What was your experimental approach?

I developed a Facebook ad that targeted people within Virginia, ages 55-77, who were current smokers or had quit within the past 15 years and had at least a 30-pack-year smoking history. Those that have or had lung cancer or that had undergone lung cancer screening were excluded. Using my defined criteria, Facebook was able to place my ad on their users' Facebook feed. Interested subjects clicked on the link in the ad, which took them to the study page on Facebook.

They then filled out some info, took the LCS-12 lung cancer screening knowledge tool (used with the permission of Dr. Robert Volks at MD Anderson) and then watched a short video I made that was hosted on a secure YouTube channel. Next, they took the posttest and rated their level of motivation to discuss lung cancer screening with their health care provider.

What were your findings?

Thirty-one subjects completed the study. There was a statistically significant increase in knowledge about lung cancer screening after watching the video (P=0.001). The mean motivational level "to discuss lung cancer screening" on a Likert scale of 1 ("very unlikely") to 5 ("very likely") was a 3.52, with a mode of 5.

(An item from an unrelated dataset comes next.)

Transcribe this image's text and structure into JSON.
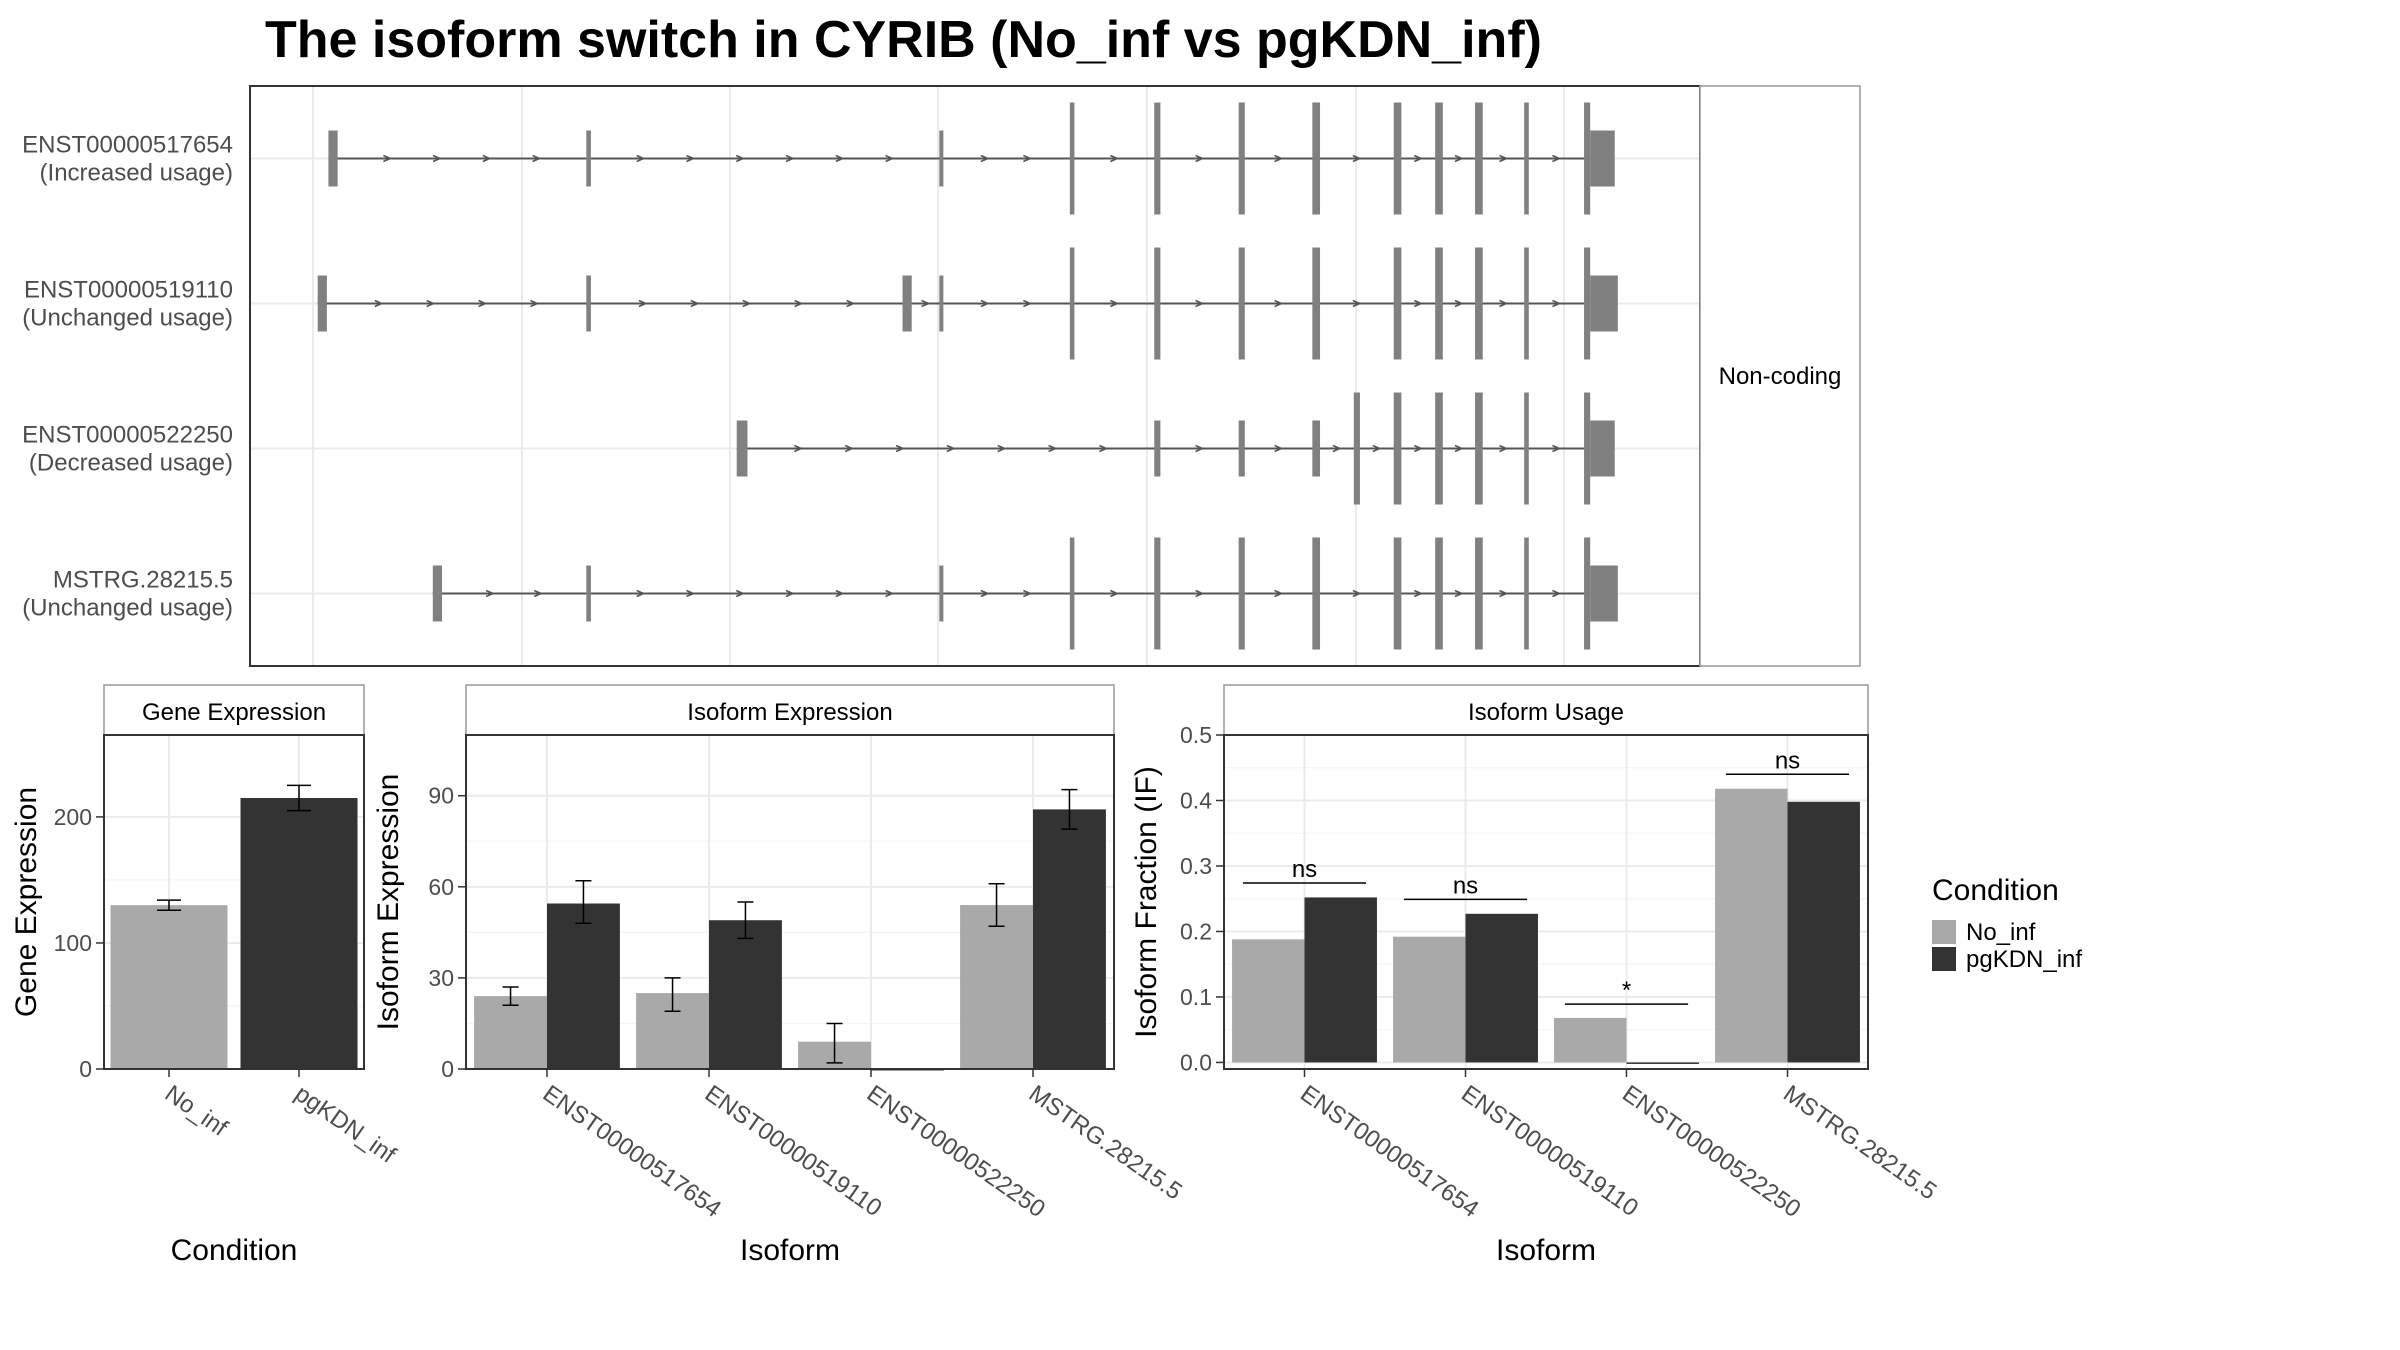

This shows that social media can be used as a platform for educating patients about lung cancer screening and can potentially be used to educate individuals about other health topics as well.

What can be done to implement the results of your research?

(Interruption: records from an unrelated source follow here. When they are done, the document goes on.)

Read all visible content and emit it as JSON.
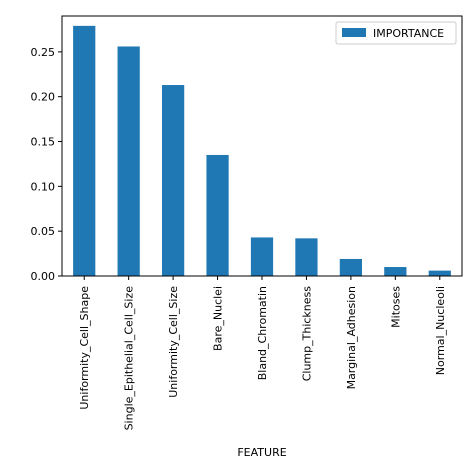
{
  "chart_data": {
    "type": "bar",
    "categories": [
      "Uniformity_Cell_Shape",
      "Single_Epithelial_Cell_Size",
      "Uniformity_Cell_Size",
      "Bare_Nuclei",
      "Bland_Chromatin",
      "Clump_Thickness",
      "Marginal_Adhesion",
      "Mitoses",
      "Normal_Nucleoli"
    ],
    "series": [
      {
        "name": "IMPORTANCE",
        "values": [
          0.279,
          0.256,
          0.213,
          0.135,
          0.043,
          0.042,
          0.019,
          0.01,
          0.006
        ],
        "color": "#1f77b4"
      }
    ],
    "xlabel": "FEATURE",
    "ylabel": "",
    "ylim": [
      0,
      0.29
    ],
    "yticks": [
      0.0,
      0.05,
      0.1,
      0.15,
      0.2,
      0.25
    ],
    "ytick_labels": [
      "0.00",
      "0.05",
      "0.10",
      "0.15",
      "0.20",
      "0.25"
    ],
    "legend_position": "top-right",
    "grid": false
  }
}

Health care providers should consider using social media as a way to engage patients in health topics and screenings. Providers could develop Facebook or YouTube pages with various health topics that patients could review in the privacy of their home.

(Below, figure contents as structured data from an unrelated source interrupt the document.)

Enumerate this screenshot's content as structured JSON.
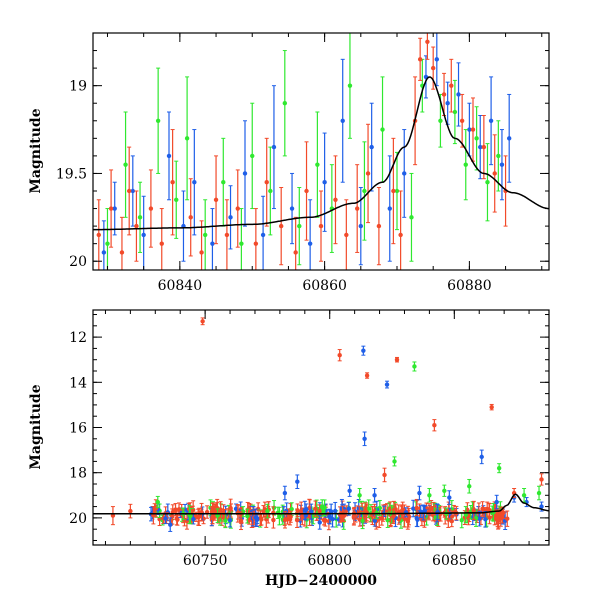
{
  "colors": {
    "blue": "#1f5fe8",
    "green": "#2fe82f",
    "red": "#f24a2a",
    "model": "#000000"
  },
  "chart_data": [
    {
      "type": "scatter",
      "panel": "top",
      "xlabel": "",
      "ylabel": "Magnitude",
      "xlim": [
        60828,
        60891
      ],
      "ylim": [
        20.05,
        18.7
      ],
      "y_inverted": true,
      "xticks": [
        60840,
        60860,
        60880
      ],
      "yticks": [
        19,
        19.5,
        20
      ],
      "ytick_labels": [
        "19",
        "19.5",
        "20"
      ],
      "model_curve": {
        "t0": 60874.5,
        "peak_mag": 18.95,
        "baseline_mag": 19.82,
        "tE": 8.5,
        "x": [
          60828,
          60840,
          60850,
          60858,
          60864,
          60868,
          60871,
          60874.5,
          60878,
          60882,
          60886,
          60891
        ],
        "y": [
          19.82,
          19.81,
          19.79,
          19.75,
          19.67,
          19.55,
          19.35,
          18.95,
          19.3,
          19.5,
          19.61,
          19.7
        ]
      },
      "series": [
        {
          "color": "blue",
          "points": [
            [
              60829.5,
              19.95,
              0.18
            ],
            [
              60831,
              19.7,
              0.15
            ],
            [
              60833.5,
              19.6,
              0.2
            ],
            [
              60835,
              19.85,
              0.22
            ],
            [
              60838.5,
              19.4,
              0.25
            ],
            [
              60840.5,
              19.8,
              0.2
            ],
            [
              60842,
              19.55,
              0.3
            ],
            [
              60844.5,
              19.9,
              0.2
            ],
            [
              60847,
              19.75,
              0.18
            ],
            [
              60849,
              19.5,
              0.3
            ],
            [
              60851.5,
              19.85,
              0.22
            ],
            [
              60853,
              19.35,
              0.35
            ],
            [
              60855.5,
              19.7,
              0.2
            ],
            [
              60858,
              19.9,
              0.25
            ],
            [
              60860,
              19.55,
              0.28
            ],
            [
              60862.5,
              19.2,
              0.35
            ],
            [
              60865,
              19.8,
              0.22
            ],
            [
              60866.5,
              19.35,
              0.25
            ],
            [
              60869,
              19.7,
              0.3
            ],
            [
              60871,
              19.5,
              0.25
            ],
            [
              60874,
              18.95,
              0.12
            ],
            [
              60875.5,
              18.85,
              0.15
            ],
            [
              60877,
              19.1,
              0.12
            ],
            [
              60878.5,
              19.05,
              0.18
            ],
            [
              60880,
              19.25,
              0.15
            ],
            [
              60881.5,
              19.35,
              0.18
            ],
            [
              60883,
              19.2,
              0.25
            ],
            [
              60884.5,
              19.45,
              0.2
            ],
            [
              60885.5,
              19.3,
              0.25
            ]
          ]
        },
        {
          "color": "green",
          "points": [
            [
              60830,
              19.9,
              0.2
            ],
            [
              60832.5,
              19.45,
              0.3
            ],
            [
              60834.5,
              19.75,
              0.2
            ],
            [
              60837,
              19.2,
              0.3
            ],
            [
              60839.5,
              19.65,
              0.22
            ],
            [
              60841,
              19.3,
              0.35
            ],
            [
              60843.5,
              19.85,
              0.2
            ],
            [
              60846,
              19.55,
              0.25
            ],
            [
              60848.5,
              19.9,
              0.2
            ],
            [
              60850,
              19.4,
              0.3
            ],
            [
              60852.5,
              19.6,
              0.25
            ],
            [
              60854.5,
              19.1,
              0.3
            ],
            [
              60856.5,
              19.8,
              0.22
            ],
            [
              60859,
              19.45,
              0.3
            ],
            [
              60861,
              19.7,
              0.25
            ],
            [
              60863.5,
              19.0,
              0.3
            ],
            [
              60865.5,
              19.6,
              0.28
            ],
            [
              60868,
              19.25,
              0.3
            ],
            [
              60870,
              19.6,
              0.22
            ],
            [
              60872,
              19.75,
              0.25
            ],
            [
              60873.5,
              19.0,
              0.15
            ],
            [
              60876,
              19.2,
              0.15
            ],
            [
              60878,
              19.15,
              0.18
            ],
            [
              60879.5,
              19.45,
              0.2
            ],
            [
              60881,
              19.3,
              0.18
            ],
            [
              60882.5,
              19.55,
              0.22
            ],
            [
              60884,
              19.4,
              0.2
            ]
          ]
        },
        {
          "color": "red",
          "points": [
            [
              60828.8,
              19.85,
              0.2
            ],
            [
              60830.5,
              19.7,
              0.22
            ],
            [
              60832,
              19.95,
              0.2
            ],
            [
              60833,
              19.6,
              0.25
            ],
            [
              60834,
              19.8,
              0.2
            ],
            [
              60836,
              19.7,
              0.22
            ],
            [
              60837.5,
              19.9,
              0.2
            ],
            [
              60839,
              19.55,
              0.3
            ],
            [
              60841.5,
              19.75,
              0.22
            ],
            [
              60843,
              19.95,
              0.18
            ],
            [
              60845,
              19.65,
              0.25
            ],
            [
              60846.5,
              19.85,
              0.2
            ],
            [
              60848,
              19.7,
              0.22
            ],
            [
              60850.5,
              19.9,
              0.2
            ],
            [
              60852,
              19.55,
              0.25
            ],
            [
              60854,
              19.8,
              0.22
            ],
            [
              60856,
              19.95,
              0.2
            ],
            [
              60857.5,
              19.6,
              0.28
            ],
            [
              60859.5,
              19.8,
              0.2
            ],
            [
              60861.5,
              19.65,
              0.25
            ],
            [
              60863,
              19.85,
              0.2
            ],
            [
              60864.5,
              19.7,
              0.25
            ],
            [
              60866,
              19.5,
              0.28
            ],
            [
              60867.5,
              19.8,
              0.22
            ],
            [
              60869.5,
              19.6,
              0.3
            ],
            [
              60870.5,
              19.85,
              0.25
            ],
            [
              60872.5,
              19.2,
              0.25
            ],
            [
              60873.2,
              18.85,
              0.12
            ],
            [
              60874.2,
              18.75,
              0.1
            ],
            [
              60875,
              18.9,
              0.12
            ],
            [
              60876.5,
              19.05,
              0.12
            ],
            [
              60877.5,
              19.0,
              0.15
            ],
            [
              60879,
              19.2,
              0.15
            ],
            [
              60880.5,
              19.25,
              0.18
            ],
            [
              60882,
              19.35,
              0.18
            ],
            [
              60883.5,
              19.5,
              0.22
            ],
            [
              60885,
              19.6,
              0.2
            ]
          ]
        }
      ]
    },
    {
      "type": "scatter",
      "panel": "bottom",
      "xlabel": "HJD−2400000",
      "ylabel": "Magnitude",
      "xlim": [
        60705,
        60888
      ],
      "ylim": [
        21.2,
        10.8
      ],
      "y_inverted": true,
      "xticks": [
        60750,
        60800,
        60850
      ],
      "yticks": [
        12,
        14,
        16,
        18,
        20
      ],
      "ytick_labels": [
        "12",
        "14",
        "16",
        "18",
        "20"
      ],
      "model_curve": {
        "x": [
          60705,
          60760,
          60820,
          60860,
          60868,
          60871,
          60874.5,
          60878,
          60882,
          60888
        ],
        "y": [
          19.82,
          19.82,
          19.81,
          19.78,
          19.7,
          19.45,
          18.95,
          19.35,
          19.55,
          19.68
        ]
      },
      "series": [
        {
          "color": "blue",
          "points": [
            [
              60736,
              20.3,
              0.3
            ],
            [
              60760,
              20.1,
              0.3
            ],
            [
              60782,
              18.9,
              0.3
            ],
            [
              60787,
              18.4,
              0.3
            ],
            [
              60796,
              20.2,
              0.3
            ],
            [
              60808,
              18.8,
              0.25
            ],
            [
              60813.5,
              12.6,
              0.2
            ],
            [
              60814,
              16.5,
              0.3
            ],
            [
              60818,
              19.0,
              0.3
            ],
            [
              60823,
              14.1,
              0.15
            ],
            [
              60836,
              18.9,
              0.3
            ],
            [
              60848,
              19.1,
              0.3
            ],
            [
              60861,
              17.3,
              0.3
            ],
            [
              60867,
              19.3,
              0.3
            ],
            [
              60874,
              19.1,
              0.2
            ],
            [
              60879,
              19.3,
              0.2
            ],
            [
              60885,
              19.5,
              0.2
            ]
          ]
        },
        {
          "color": "green",
          "points": [
            [
              60731,
              19.3,
              0.25
            ],
            [
              60755,
              19.9,
              0.3
            ],
            [
              60775,
              19.7,
              0.3
            ],
            [
              60797,
              19.5,
              0.3
            ],
            [
              60812,
              19.0,
              0.3
            ],
            [
              60826,
              17.5,
              0.2
            ],
            [
              60834,
              13.3,
              0.2
            ],
            [
              60840,
              19.0,
              0.3
            ],
            [
              60846,
              18.8,
              0.25
            ],
            [
              60856,
              18.6,
              0.3
            ],
            [
              60868,
              17.8,
              0.2
            ],
            [
              60878,
              19.0,
              0.3
            ],
            [
              60884,
              18.9,
              0.3
            ]
          ]
        },
        {
          "color": "red",
          "points": [
            [
              60713,
              19.9,
              0.4
            ],
            [
              60720,
              19.7,
              0.3
            ],
            [
              60749,
              11.3,
              0.15
            ],
            [
              60804,
              12.8,
              0.25
            ],
            [
              60815,
              13.7,
              0.12
            ],
            [
              60822,
              18.1,
              0.3
            ],
            [
              60827,
              13.0,
              0.1
            ],
            [
              60842,
              15.9,
              0.25
            ],
            [
              60865,
              15.1,
              0.12
            ],
            [
              60874,
              18.9,
              0.2
            ],
            [
              60885,
              18.3,
              0.25
            ]
          ]
        }
      ],
      "dense_band": {
        "x_range": [
          60728,
          60872
        ],
        "center_mag": 19.85,
        "spread": 0.3
      }
    }
  ]
}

What advice can you give to nurses as they treat patients with lung cancer and those at high risk of lung cancer?

I think that we need to talk more about lung cancer and screening. It should be as routine a conversation as talking about mammography and colonoscopy and prostate-specific antigen (PSA) testing.

About Mrs. Strong

Aimee Strong, MSN, AGACNP-BC, is a Board-Certified Adult-Geriatric Acute Care Nurse Practitioner presently working in the Lung Cancer Screening Program at the University of Virginia in Charlottesville, Virginia. Prior to joining UVA, Mrs. Strong worked at Centra Medical Group in Lynchburg, Virginia, and developed the first comprehensive lung cancer screening program in central and southside Virginia. She began her nursing career with an Associate's Degree in Nursing in 1995, completed her Bachelor's in Nursing at Virginia Commonwealth University in 2009, and received her Master's Degree in Nursing from the University of Virginia in 2013. In May, she will complete her Doctorate in Nursing Practice from Old Dominion University. Her doctoral research focuses on using social media as a platform for patient education about lung cancer screening. Mrs. Strong's clinical interests include cancer prevention, health promotion, and combatting the stigma associated with smoking and lung cancer.

Transcript edited for clarity. Any views expressed above are the speaker's own and do not necessarily represent the views of i3 Health.